Good news, ladies: women are kind of killing it in virtual reality. This feels like a big deal not because it represents general progress in the tech industry, but because VR won’t really have to be corrected. Think about it: the entire world of gaming was perceived as a boys’ club pretty much until relatively recent data started to make it clear that girls like games too.
Case in point, one set of data found that “adult women” are the most active demographic in gaming – take that, stereotypical boys in basements! But in VR, the way things are looking, no such data sets are ever going to be needed, because women are making an impact from the start.
The way we see it, if we keep highlighting this fact, we’ll avoid ever falling into a misconception about VR being another tech boys’ club. With me? Good! So, as part of that effort, we wanted to point to a few specific women who are getting things done in virtual reality.
Jennifer Scheurle – Opaque Space Game Design Leader
Opaque Space isn’t a huge name in VR unless you pay attention – but once you take a look, it’s representative of some of the most exciting things about the technology. There was an article back in 2016 commenting on some of the potential for gaming in VR that had a lovely bit about exploring new environments, basically discussing how VR could put any ordinary activity into any space. Opaque Space, whose game design leader is Jennifer Scheurle, exemplifies this basic but fundamental capability, most notably by taking users on a realistic journey to space.
Suzanne Leibrick – ARVR Academy Founder, VR Artist & Storyteller
As you can see from the title and job description above, Suzanne Leibrick does a little bit of everything in this industry. And what’s more, she does it with something of a humanitarian angle. ARVR Academy is a nonprofit whose primary function is to educate communities that might be a little bit behind on AR and VR in the technology. Basically, Leibrick – in addition to being able to put together her own VR experiences – is helping to ensure that there are more Suzanne Leibricks coming from all sides.

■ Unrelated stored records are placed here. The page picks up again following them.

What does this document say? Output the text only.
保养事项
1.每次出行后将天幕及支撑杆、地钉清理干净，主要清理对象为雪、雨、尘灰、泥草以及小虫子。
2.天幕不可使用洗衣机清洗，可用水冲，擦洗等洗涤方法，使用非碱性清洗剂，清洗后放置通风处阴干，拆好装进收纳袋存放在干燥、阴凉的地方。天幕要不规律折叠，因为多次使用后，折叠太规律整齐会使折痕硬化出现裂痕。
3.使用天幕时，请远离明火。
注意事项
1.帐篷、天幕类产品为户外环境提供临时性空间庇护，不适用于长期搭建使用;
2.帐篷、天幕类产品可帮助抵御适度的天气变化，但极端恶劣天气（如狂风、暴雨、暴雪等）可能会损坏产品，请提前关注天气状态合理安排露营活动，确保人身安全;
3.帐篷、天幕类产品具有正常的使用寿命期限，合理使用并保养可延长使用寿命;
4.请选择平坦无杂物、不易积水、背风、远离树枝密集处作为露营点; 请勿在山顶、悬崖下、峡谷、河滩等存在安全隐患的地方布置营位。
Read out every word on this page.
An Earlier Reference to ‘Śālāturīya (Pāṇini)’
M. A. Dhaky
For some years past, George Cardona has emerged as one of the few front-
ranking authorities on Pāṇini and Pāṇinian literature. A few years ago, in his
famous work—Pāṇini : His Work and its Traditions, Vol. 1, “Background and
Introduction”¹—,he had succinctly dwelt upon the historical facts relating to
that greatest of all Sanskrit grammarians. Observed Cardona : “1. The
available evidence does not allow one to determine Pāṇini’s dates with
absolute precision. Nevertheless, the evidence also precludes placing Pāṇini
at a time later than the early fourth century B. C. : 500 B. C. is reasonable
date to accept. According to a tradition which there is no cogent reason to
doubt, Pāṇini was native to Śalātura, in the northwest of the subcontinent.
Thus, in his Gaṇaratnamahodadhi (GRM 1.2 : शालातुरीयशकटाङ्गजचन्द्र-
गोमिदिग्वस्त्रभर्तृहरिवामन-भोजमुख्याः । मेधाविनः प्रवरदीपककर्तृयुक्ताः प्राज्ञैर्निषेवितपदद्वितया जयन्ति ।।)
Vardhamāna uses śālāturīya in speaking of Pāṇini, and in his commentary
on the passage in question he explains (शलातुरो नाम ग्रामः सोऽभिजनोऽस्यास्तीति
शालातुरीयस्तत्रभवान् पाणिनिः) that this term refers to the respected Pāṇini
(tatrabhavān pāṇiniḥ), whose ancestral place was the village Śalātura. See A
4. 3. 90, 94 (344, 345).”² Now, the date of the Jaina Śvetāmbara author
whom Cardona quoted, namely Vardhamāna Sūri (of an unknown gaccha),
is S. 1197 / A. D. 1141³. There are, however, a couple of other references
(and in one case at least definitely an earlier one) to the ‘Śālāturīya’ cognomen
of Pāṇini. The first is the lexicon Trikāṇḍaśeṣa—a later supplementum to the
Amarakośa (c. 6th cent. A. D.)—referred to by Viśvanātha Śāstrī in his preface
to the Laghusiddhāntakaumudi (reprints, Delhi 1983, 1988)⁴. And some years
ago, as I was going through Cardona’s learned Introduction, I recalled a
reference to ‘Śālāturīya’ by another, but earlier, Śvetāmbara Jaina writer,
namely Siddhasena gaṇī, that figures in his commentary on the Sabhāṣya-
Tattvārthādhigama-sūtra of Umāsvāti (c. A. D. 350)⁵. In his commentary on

Not a bad way to affect an industry in its infancy.
Pranee McKinlay – Future State Machine Creative Director, Game Developer
A Medium article from 2016 suggested that VR storytelling wasn’t working and might never work. The author claimed that storytelling itself is a retroactive art form and therefore difficult to carry out within the extraordinarily “present” nature of VR. We get it, but it never quite rang like a fully damning observation. And, to support the idea that VR storytelling can work, we have people like Pranee McKinlay. McKinlay works as a creative director for a company, Future State Machine, that aims specifically to create narrative-driven VR experiences. They’re in the early going with VR, but based on some of their previous games, they’re on the right track.
Christina Heller – VR Playhouse CEO & Co-Founder
Christina Heller is a little bit of a different choice on this list because she’s effectively running a studio, rather than working on the creative or technical end of a gaming company. VR Playhouse produces cinematic experiences in VR and AR, and has already worked with people as big as Ken Burns, and won an award or two. Heller’s work is a nice reminder that VR and AR are important in the entertainment world, beyond pure gaming.
Nonny de la Pena – Emblematic CEO & VR Journalist
Last but certainly not least, we have to touch on the journalism side of things! Articles like this very one are hopefully going to do their part to promote the leading ladies of VR. But it helps to have female voices in the industry generally producing content as well. Nonny de la Pena is doing just that, while running a VR company and giving TED talks. Go get ‘em, Nonny.